To make myself clear, I am not against Operation Rainfall, nor am I pleased with the way Nintendo of America has been handling game localization as of late (it's not just those three games, after all), but I am sick to the core of people acting like whiny brats around Nintendo like they haven't been caring in the least bit for gamers in the last five years. If anything, if Operation Rainfall continues, it should be mostly, if not completely, made up of rational, well-thought out and diplomatic discussions between the fans and Nintendo. Even if Nintendo doesn't pull through, they are more likely to listen to that than a million immature, threatening comments on their Facebook. Nintendo are, after all, made up of working human beings, not emotionless robots, who have to meet deadlines, adhere to company policies and red tape, and try to turn a profit for themselves and their own families. Being a violent activist only shows to the world that Nintendo fans are greedy, selfish brats who can't take even the slightest setback and whose needs and wants can never be met no matter how many games Nintendo and the 3rd parties put out. Seriously, I have never been so ashamed of being a Nintendo supporter as I scanned through the post-announcement protests.

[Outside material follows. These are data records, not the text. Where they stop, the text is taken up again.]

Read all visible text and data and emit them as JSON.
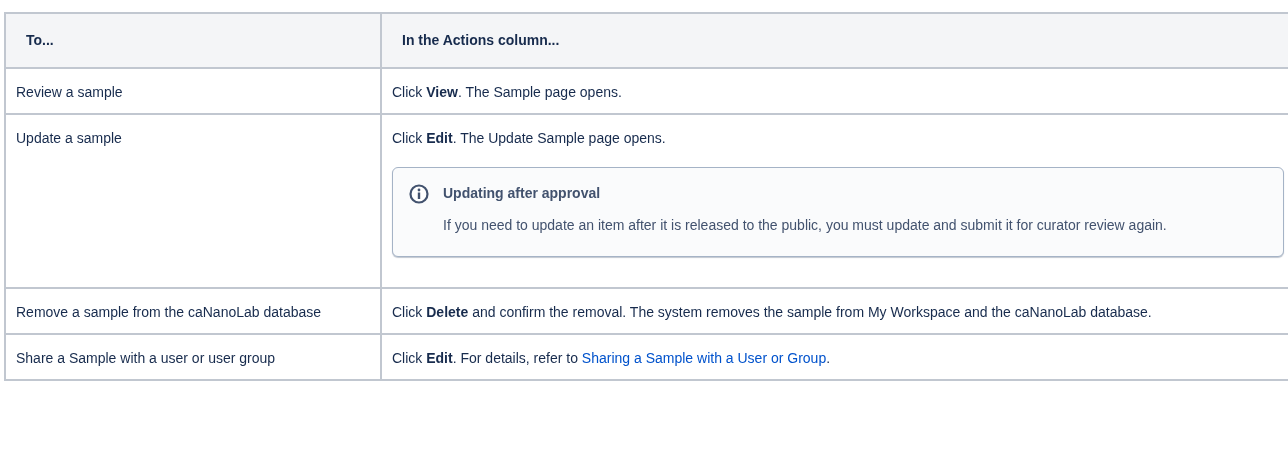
{
  "table": {
    "columns": [
      "To...",
      "In the Actions column..."
    ],
    "rows": [
      {
        "task": "Review a sample",
        "action": "Click **View**. The Sample page opens."
      },
      {
        "task": "Update a sample",
        "action": "Click **Edit**. The Update Sample page opens.",
        "note": {
          "title": "Updating after approval",
          "body": "If you need to update an item after it is released to the public, you must update and submit it for curator review again."
        }
      },
      {
        "task": "Remove a sample from the caNanoLab database",
        "action": "Click **Delete** and confirm the removal. The system removes the sample from My Workspace and the caNanoLab database."
      },
      {
        "task": "Share a Sample with a user or user group",
        "action": "Click **Edit**. For details, refer to ",
        "link": "Sharing a Sample with a User or Group",
        "suffix": "."
      }
    ]
  }
}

Some of you who know me well might say that I know Japanese and can import all three games as I so desire without many issues, but I guarantee, I would not have rephrased my argument even if I am the kind of person who doesn't even know what 'konnichiwa' means. Look past the Wii's faults and you'll probably see that you have not taken the console ito its fullest potential yet, even if we don't get all the games we want localized. In conclusion, just behave properly around Nintendo and maybe they would behave the same way to us.